Hope for the release of the Stolt Strength's all-Filipino crew seems, right now, to rest entirely with the ship's owners.
"It is normally the ship owners who negotiate with the pirates because the ship is very important to them, very expensive, the cargo's very expensive," said Nelson Ramirez, president of United Filipino Seafarers.
In most cases of Somali piracy, ransom money has won the release of hijacked ships and captive crews. Last year, Somali pirates made around $150 million, according to a report by the British Broadcasting Corp.
Some families of the Stolt crew are getting frustrated over ship's owners' handling of the situation.
The pirates holding the Stolt and the ship's owners have yet to reach an agreement, according to Custodio. "We don't control the time, the pirates do," he said in defense of the lengthy negotiations.
Following pirate attacks on the Maersk Alabama and another U.S. cargo ship, the Liberty Sun, President Obama vowed to step up the fight against the pirates.
The Philippine government, meanwhile, is powerless to do anything, said Ramirez, president of the seafarers union.

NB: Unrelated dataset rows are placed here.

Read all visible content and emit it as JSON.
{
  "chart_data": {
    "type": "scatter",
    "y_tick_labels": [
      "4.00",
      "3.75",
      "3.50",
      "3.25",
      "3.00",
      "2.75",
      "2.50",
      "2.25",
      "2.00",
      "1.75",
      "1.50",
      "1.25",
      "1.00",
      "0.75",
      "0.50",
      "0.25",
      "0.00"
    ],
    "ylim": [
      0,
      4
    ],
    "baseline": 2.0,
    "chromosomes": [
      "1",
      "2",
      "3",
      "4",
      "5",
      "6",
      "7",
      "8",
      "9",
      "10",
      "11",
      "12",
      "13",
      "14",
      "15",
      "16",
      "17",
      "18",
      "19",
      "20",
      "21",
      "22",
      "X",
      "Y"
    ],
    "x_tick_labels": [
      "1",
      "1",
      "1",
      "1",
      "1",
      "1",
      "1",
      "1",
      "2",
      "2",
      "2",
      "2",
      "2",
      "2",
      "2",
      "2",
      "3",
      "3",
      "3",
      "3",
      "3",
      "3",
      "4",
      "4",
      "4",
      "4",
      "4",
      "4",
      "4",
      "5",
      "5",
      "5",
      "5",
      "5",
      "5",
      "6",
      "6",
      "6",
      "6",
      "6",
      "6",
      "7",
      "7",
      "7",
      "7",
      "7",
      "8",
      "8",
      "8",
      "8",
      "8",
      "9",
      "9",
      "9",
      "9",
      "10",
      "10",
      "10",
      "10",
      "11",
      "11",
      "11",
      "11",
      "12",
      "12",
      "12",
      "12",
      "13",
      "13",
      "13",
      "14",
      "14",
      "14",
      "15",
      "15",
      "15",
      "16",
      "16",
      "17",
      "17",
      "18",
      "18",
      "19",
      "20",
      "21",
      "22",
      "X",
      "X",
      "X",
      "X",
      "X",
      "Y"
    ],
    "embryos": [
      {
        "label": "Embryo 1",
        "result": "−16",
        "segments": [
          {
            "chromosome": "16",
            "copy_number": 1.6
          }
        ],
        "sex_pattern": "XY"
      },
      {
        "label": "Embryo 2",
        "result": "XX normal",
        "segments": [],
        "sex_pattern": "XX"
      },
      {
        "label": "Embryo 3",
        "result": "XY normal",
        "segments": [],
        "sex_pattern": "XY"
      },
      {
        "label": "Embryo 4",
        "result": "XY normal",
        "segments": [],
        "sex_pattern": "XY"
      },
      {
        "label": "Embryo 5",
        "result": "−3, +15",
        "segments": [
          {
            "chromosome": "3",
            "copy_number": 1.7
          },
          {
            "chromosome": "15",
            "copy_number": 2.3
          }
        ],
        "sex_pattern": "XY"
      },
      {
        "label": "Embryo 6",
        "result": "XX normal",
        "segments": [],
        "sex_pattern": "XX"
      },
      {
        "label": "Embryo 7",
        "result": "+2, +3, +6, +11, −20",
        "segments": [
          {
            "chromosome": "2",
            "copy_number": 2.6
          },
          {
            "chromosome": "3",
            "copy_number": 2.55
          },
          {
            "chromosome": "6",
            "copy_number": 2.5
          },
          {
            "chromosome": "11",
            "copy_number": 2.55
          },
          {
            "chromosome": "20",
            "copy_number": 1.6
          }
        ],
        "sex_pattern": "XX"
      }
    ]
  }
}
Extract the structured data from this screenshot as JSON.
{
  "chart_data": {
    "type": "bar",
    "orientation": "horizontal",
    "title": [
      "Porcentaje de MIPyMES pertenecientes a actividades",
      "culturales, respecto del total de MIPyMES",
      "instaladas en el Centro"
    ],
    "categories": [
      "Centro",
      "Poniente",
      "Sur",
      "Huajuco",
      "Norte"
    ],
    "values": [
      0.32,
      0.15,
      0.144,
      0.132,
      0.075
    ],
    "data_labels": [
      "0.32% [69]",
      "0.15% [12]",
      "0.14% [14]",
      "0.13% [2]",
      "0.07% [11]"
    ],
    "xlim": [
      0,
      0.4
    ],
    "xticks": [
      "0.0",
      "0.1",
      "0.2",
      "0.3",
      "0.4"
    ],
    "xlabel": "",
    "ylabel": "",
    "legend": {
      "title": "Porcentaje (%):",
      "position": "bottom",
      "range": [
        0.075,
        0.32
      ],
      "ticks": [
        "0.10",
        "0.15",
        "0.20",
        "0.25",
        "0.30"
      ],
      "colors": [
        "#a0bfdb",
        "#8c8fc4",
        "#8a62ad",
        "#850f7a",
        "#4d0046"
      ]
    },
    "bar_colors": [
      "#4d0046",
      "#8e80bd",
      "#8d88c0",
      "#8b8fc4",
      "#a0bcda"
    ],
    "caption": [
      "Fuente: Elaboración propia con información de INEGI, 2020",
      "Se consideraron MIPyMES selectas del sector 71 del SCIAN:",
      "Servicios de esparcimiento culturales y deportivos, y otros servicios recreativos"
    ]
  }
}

The government has considered banning Filipino seafarers entering the waters off Somalia's coast, but the Department of Foreign Affairs said this would be extremely difficult.
Somali pirates are not backing down. Instead, they've vowed revenge for the deaths of the three bandits killed by U.S. Navy snipers during the rescue of Maersk Alabama Capt. Richard Phillips, raising concerns for the safety of the remaining hostages.
Despite the obvious dangers, hundreds of aspiring Filipino seafarers still flock to Manila's Luneta district, where shipping companies and manning agencies have set up application booths.
Ruel Tala, a father who has been sailing for five years, said he's passed the Gulf of Aden a few times, and he is willing to take the risk again.
"I don't know how I would react if pirates are able to seize the ship I'm in, but I'm prepared," said Tala. "I am willing to take the risk for my future and for my family."
Filipino seafarers can earn between $500 and $8,000 per month — amounts well above the average income in this country.
Families of the hostages still at sea are still receiving their monthly salaries, but to them, all that matters now is the opportunity to reunite with their loved ones.
"I just want him to be able to come back home," said Doris Deseo. "Even if he doesn't go abroad to work, we can survive."